Gloria Vanderbilt had a gift for friendship, as crucial to her, or nearly, as her gift for romantic love. Though I am not aware of portraits Gloria may have painted of her four husbands and numerous lovers (including, among many others, Frank Sinatra, Marlon Brando, Howard Hughes, William Paley) she painted many portraits of women. Some of these are writers and artists; most are unnamed, anonymous.
Included here are portraits of Gloria’s “muses” (as she called us affectionately): the American writer Amy Hempel, the French actress and dancer Aurélia Thierrée, and me. (I am sorry not to have access to more portraits of Gloria’s; these are the only ones I can post but others may be accessible online.)

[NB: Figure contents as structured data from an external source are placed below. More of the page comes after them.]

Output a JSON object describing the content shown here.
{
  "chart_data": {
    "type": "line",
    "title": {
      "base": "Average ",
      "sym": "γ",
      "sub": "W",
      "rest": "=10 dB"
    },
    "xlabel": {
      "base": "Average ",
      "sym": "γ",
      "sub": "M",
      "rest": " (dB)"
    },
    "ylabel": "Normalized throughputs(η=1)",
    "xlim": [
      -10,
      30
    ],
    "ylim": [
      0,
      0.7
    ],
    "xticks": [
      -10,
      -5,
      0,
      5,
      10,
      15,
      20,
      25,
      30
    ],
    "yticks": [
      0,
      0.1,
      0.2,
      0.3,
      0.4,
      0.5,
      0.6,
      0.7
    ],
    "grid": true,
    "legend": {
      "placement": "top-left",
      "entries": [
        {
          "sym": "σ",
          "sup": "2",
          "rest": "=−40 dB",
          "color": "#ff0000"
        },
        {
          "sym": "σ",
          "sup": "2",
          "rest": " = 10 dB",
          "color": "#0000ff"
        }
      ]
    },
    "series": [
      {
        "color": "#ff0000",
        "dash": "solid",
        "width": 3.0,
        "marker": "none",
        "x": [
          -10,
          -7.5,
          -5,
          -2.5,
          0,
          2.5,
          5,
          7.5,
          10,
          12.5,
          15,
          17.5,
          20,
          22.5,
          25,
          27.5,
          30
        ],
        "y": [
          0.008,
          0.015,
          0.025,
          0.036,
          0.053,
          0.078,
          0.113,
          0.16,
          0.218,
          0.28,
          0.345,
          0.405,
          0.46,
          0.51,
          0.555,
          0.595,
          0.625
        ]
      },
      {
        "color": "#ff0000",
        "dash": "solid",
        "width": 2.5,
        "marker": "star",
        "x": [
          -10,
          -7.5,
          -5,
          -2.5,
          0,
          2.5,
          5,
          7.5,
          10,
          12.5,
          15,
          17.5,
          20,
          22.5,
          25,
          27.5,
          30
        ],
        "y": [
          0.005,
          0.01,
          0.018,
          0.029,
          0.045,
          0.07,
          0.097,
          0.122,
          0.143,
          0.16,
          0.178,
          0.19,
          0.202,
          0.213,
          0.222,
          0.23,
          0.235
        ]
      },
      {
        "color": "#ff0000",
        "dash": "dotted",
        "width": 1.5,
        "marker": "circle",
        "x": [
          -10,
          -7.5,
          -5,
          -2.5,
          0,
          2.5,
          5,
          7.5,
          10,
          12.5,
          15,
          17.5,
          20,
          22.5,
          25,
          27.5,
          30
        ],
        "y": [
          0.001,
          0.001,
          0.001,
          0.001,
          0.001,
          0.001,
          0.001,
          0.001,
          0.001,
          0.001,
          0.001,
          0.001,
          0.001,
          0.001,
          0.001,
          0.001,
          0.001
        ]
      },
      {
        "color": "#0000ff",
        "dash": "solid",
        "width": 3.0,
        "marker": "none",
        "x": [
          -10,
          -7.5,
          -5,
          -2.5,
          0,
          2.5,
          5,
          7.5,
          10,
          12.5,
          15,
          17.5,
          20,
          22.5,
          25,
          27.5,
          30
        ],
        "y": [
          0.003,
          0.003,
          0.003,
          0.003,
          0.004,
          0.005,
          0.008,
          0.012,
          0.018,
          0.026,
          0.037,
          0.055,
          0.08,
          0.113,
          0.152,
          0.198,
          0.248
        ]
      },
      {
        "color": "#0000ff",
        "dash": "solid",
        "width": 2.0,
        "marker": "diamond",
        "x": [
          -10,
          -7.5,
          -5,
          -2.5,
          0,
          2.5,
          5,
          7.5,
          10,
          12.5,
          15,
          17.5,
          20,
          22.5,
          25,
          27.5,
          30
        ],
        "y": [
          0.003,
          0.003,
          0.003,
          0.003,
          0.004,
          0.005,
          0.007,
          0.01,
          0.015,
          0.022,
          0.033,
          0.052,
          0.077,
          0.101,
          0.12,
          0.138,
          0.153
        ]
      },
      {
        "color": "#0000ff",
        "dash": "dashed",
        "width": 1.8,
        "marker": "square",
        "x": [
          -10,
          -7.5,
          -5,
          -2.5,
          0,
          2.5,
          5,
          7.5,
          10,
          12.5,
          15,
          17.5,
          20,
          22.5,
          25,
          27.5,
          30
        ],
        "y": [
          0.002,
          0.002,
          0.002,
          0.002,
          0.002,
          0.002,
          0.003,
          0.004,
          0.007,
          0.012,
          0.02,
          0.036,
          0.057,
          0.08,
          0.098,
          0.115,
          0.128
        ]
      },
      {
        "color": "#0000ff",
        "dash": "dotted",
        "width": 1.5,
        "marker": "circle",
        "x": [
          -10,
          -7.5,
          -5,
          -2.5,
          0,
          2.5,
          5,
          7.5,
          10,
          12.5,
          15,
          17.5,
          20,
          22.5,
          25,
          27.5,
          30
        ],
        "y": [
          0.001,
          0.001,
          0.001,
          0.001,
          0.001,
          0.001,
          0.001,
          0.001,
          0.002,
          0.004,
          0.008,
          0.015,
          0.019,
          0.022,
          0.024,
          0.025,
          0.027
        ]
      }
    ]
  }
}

When Gloria passed away on June 17, 2019 in her home in New York City, in the company of her family, she was ninety-five years old; she had been in the public eye for more than eight decades, often unwillingly. (As a young child Gloria had been the object of a luridly publicized custody suit between her mother Gloria Morgan Vanderbilt, widowed at nineteen, and her wealthy, socially prominent aunt Gertrude Vanderbilt Whitney. For Gloria’s account of this unhappy childhood see Once Upon a Time: A True Story by Gloria Vanderbilt.) That she bore a famous name and was herself a “celebrity”—indeed, doubly renowned as the mother of CNN’s popular Anderson Cooper—was at odds with her proclivity for isolation as an artist: “taking the veil” was Gloria’s phrase for the deep immersion in work that preceded a gallery opening.
Yet, Gloria also said the secret to a long and happy life is simple: always be in love.
Somewhere between the chaste celibacy of taking the veil and the bold adventure of being always in love—that is the magical place of habitation of one of the most extraordinary Americans of our time.